Haftarah

See also: haftarah

English

Alternative forms

Etymology

From Hebrew הַפְטָרָה (haftará), also through Yiddish הפֿטרה (haftore).

The alternative spellings with -or- and pronunciations with /ɔːɹ/ – which may appear even outside of Ashkenazi pronunciation traditions – may possibly be strengthened due to influence from Torah or reanalysis to half + Torah, as the haftarah follows the reading of the Torah and is of secondary importance.

Pronunciation

  • IPA(key): /ˌhɑːftɑːˈɹɑː/, /ˌhɑːftəˈɹɑː/, /həfˈtʌ.ɹə/, /həfˈtɔː.ɹə/

Noun

Haftarah (plural Haftarot or Haftaros or Haftarahs or Haftaroth)

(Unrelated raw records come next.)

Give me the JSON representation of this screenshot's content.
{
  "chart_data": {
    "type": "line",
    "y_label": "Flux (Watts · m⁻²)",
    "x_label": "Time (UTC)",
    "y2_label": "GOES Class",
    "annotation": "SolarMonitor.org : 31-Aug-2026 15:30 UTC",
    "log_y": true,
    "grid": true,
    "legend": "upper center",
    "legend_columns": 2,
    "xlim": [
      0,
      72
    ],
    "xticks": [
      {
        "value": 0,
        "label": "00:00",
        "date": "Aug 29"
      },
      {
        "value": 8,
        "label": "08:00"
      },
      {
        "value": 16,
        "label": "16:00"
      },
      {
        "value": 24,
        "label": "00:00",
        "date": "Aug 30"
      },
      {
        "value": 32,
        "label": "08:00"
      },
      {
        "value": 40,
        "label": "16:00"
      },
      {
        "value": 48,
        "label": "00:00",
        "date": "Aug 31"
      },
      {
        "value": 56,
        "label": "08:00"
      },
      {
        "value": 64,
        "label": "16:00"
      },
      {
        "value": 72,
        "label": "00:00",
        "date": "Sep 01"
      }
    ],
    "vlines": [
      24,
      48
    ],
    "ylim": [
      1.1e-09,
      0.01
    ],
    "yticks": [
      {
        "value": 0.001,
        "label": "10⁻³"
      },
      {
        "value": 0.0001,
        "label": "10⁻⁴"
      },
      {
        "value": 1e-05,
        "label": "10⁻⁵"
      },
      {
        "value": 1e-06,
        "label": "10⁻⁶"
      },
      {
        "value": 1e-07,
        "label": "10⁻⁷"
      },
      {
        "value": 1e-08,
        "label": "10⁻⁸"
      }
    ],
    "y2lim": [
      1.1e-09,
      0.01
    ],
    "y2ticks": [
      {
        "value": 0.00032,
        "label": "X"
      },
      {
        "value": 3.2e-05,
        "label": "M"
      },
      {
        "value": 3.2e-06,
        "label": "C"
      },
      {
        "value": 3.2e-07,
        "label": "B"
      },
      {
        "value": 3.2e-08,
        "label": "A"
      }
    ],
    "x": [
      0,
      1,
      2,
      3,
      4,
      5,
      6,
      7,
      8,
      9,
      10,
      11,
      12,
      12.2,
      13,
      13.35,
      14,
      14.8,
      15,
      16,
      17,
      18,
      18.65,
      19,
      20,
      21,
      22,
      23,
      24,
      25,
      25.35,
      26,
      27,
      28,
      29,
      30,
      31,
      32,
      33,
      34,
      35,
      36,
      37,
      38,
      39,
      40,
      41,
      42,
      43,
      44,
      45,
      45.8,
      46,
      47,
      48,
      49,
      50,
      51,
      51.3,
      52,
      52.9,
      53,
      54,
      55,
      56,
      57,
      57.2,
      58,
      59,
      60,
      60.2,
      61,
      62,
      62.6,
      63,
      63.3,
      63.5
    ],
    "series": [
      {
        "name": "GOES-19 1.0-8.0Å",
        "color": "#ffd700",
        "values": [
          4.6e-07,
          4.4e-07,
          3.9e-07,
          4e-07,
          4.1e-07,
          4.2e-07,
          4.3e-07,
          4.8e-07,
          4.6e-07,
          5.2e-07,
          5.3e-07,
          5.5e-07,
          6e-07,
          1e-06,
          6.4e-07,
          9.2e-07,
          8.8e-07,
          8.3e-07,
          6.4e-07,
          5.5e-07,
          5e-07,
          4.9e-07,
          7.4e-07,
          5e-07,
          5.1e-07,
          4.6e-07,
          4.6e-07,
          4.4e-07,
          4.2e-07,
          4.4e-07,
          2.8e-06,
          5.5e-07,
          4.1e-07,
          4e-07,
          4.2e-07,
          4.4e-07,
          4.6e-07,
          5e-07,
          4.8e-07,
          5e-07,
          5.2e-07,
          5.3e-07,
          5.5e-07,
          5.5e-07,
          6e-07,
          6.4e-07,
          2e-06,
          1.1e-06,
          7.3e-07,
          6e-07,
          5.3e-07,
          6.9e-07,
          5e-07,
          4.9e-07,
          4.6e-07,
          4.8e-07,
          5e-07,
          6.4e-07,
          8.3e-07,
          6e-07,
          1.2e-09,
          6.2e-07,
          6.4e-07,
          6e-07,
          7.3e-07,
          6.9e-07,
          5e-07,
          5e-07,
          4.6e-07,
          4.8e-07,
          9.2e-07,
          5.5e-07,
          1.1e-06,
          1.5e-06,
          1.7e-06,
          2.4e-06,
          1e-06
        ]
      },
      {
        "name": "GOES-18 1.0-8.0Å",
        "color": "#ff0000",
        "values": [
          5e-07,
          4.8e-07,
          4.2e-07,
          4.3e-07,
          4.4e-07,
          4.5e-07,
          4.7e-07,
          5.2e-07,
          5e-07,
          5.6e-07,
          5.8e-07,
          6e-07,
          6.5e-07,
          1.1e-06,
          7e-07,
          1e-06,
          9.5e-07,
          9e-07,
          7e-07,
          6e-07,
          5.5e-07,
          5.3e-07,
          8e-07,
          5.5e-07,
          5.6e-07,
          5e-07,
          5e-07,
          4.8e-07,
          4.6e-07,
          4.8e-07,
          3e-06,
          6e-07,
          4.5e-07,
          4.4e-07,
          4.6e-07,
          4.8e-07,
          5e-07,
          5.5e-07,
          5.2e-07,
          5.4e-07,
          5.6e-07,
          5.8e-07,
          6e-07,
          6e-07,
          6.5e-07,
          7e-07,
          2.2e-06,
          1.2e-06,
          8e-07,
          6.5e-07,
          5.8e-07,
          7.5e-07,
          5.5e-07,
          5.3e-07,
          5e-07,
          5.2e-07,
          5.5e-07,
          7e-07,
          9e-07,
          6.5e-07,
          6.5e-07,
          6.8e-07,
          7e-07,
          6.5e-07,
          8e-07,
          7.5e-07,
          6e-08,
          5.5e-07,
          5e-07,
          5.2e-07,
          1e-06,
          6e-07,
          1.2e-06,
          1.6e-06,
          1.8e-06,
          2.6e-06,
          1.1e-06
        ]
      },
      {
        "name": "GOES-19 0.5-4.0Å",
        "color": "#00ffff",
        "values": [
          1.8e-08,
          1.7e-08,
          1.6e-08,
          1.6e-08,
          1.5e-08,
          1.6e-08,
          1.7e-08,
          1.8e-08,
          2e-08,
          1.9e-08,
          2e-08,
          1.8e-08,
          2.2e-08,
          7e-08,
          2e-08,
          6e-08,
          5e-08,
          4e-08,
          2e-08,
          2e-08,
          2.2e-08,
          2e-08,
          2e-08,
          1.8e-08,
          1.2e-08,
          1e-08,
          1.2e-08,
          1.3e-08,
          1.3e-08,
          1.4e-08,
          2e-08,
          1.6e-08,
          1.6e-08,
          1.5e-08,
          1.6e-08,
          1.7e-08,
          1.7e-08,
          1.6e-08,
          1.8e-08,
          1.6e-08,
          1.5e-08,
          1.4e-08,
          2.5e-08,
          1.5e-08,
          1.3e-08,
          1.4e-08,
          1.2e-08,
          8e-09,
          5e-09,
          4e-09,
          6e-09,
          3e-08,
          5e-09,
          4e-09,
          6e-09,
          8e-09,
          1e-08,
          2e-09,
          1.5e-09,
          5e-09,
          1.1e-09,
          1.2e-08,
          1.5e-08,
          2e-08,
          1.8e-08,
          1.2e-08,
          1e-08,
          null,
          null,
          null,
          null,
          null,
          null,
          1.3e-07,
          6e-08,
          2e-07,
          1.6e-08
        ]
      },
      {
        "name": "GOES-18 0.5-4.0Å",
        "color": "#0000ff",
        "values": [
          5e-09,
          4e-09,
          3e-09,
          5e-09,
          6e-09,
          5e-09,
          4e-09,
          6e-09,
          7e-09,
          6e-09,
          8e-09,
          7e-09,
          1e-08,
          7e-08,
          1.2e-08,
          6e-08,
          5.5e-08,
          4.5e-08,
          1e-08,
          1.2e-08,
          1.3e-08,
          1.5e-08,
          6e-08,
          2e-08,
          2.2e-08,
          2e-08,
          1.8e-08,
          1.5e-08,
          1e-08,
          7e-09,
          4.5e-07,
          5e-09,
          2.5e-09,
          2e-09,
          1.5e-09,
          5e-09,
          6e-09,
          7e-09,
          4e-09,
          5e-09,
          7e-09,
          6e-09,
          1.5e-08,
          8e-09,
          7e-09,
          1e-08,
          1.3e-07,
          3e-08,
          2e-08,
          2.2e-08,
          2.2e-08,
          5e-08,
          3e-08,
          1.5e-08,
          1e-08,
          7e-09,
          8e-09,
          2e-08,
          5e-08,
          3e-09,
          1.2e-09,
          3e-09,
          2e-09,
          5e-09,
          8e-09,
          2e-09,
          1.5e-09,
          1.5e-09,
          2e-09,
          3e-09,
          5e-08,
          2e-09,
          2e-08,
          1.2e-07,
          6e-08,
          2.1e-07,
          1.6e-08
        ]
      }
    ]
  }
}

  1. (Judaism) A selection from the books of Nevi'im and Ketuvim of the Tanach, usually corresponding to the week's parashah, publicly read in synagogue following the parashah.
    • 1874, Literary Remains of the Late Emanuel Deutsch, page 320:
      Recent scholars, on the other hand, without much show of reason, as it would appear, variously hold the Haftarah to have sprung from the sermon or homiletic exercise which accompanied the reading in the Pentateuch, and took its exordium (as Haftarah, by an extraordinary linguistic passage, adapted in a manner to the Mosaic text under consideration; or, again, they imagine the Haftarah to have taken its rise spontaneously during the exile itself, and that Ezra retained and enforced it in Palestine.
    • 2024, David Golinkin, “Comfort, Oh Comfort My People”, in Responsa in a Moment, volume 4, page ix:
      Every year between Tisha B'av and Rosh Hashanah, we read the Seven Haftarot of Consolation from Isaiah 40-61.